An essay by Rana Dasgupta titled “The Demise of the Nation State” warns, “National political authority is in decline, and, since we do not know any other sort, it feels like the end of the world. This is why a strange brand of apocalyptic nationalism is so widely in vogue. But the current appeal of machismo as political style, the wall-building and xenophobia, the mythology and race theory, the fantastical promises of national restoration – these are not cures, but symptoms of what is slowly revealing itself to all: nation states everywhere are in an advanced state of political and moral decay from which they cannot individually extricate themselves.”
India, with its massive diversity of beliefs and customs, its constant contradictions and cheek-by-jowl disagreements, has never been easy to govern.
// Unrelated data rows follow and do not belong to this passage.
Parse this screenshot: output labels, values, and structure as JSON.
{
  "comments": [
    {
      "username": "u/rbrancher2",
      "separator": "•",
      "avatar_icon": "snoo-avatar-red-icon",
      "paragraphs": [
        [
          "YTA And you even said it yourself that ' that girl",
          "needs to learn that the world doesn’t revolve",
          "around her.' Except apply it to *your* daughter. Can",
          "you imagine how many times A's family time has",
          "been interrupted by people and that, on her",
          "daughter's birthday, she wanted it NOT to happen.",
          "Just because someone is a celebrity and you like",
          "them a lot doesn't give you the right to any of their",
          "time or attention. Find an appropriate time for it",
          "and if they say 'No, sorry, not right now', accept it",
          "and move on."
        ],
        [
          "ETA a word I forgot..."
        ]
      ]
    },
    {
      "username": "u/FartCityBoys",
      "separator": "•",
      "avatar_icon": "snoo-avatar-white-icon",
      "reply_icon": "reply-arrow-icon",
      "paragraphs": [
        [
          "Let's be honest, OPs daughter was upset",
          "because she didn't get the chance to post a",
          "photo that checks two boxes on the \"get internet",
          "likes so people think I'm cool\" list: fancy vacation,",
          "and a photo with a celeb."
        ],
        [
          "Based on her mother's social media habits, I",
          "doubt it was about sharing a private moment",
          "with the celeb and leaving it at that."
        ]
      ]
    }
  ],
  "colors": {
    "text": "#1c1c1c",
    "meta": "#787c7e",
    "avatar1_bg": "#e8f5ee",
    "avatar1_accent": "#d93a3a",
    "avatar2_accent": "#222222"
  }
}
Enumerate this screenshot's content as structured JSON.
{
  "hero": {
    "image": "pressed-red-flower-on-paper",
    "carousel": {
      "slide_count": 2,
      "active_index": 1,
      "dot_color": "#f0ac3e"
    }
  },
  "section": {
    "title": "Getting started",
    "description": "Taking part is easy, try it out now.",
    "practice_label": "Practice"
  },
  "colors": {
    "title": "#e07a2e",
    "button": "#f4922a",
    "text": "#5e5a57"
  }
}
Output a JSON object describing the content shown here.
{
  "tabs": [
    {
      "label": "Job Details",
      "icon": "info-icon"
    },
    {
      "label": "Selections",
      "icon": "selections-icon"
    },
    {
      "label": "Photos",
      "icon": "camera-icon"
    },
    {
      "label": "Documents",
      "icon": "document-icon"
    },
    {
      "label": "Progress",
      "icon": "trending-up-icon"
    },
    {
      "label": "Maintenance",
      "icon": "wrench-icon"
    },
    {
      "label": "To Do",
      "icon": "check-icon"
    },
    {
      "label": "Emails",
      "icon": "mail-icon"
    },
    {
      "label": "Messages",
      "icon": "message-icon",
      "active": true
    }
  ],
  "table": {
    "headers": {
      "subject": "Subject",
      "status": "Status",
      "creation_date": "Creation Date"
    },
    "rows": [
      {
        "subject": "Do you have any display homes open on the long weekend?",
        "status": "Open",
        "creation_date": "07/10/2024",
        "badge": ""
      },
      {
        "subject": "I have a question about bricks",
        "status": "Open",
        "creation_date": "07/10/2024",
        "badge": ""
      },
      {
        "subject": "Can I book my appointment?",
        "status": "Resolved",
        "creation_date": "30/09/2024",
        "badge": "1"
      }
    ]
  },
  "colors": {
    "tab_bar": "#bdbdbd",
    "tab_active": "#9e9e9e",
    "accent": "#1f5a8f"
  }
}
But for some, good governance means upholding democratic values even when it’s next to impossible. This was the challenge, and the great potential, of the Indian experiment of 1947.
And unlike the arbitrary terms used to jail activists, democracy is well-defined, and has been honed over decades. It means that like fair elections, there must be freedom of speech: freedom to peacefully dissent, to loudly criticise any aspect of the country, and still be defended by the state. A truly great nation requires uncomfortable conversations, engaged citizens who exercise their democratic rights.
The most important aspect of India is not that it exists. Instead, it’s the reason why it came to exist in the first place: a firm belief that democracy must flourish, even in the unlikeliest of places.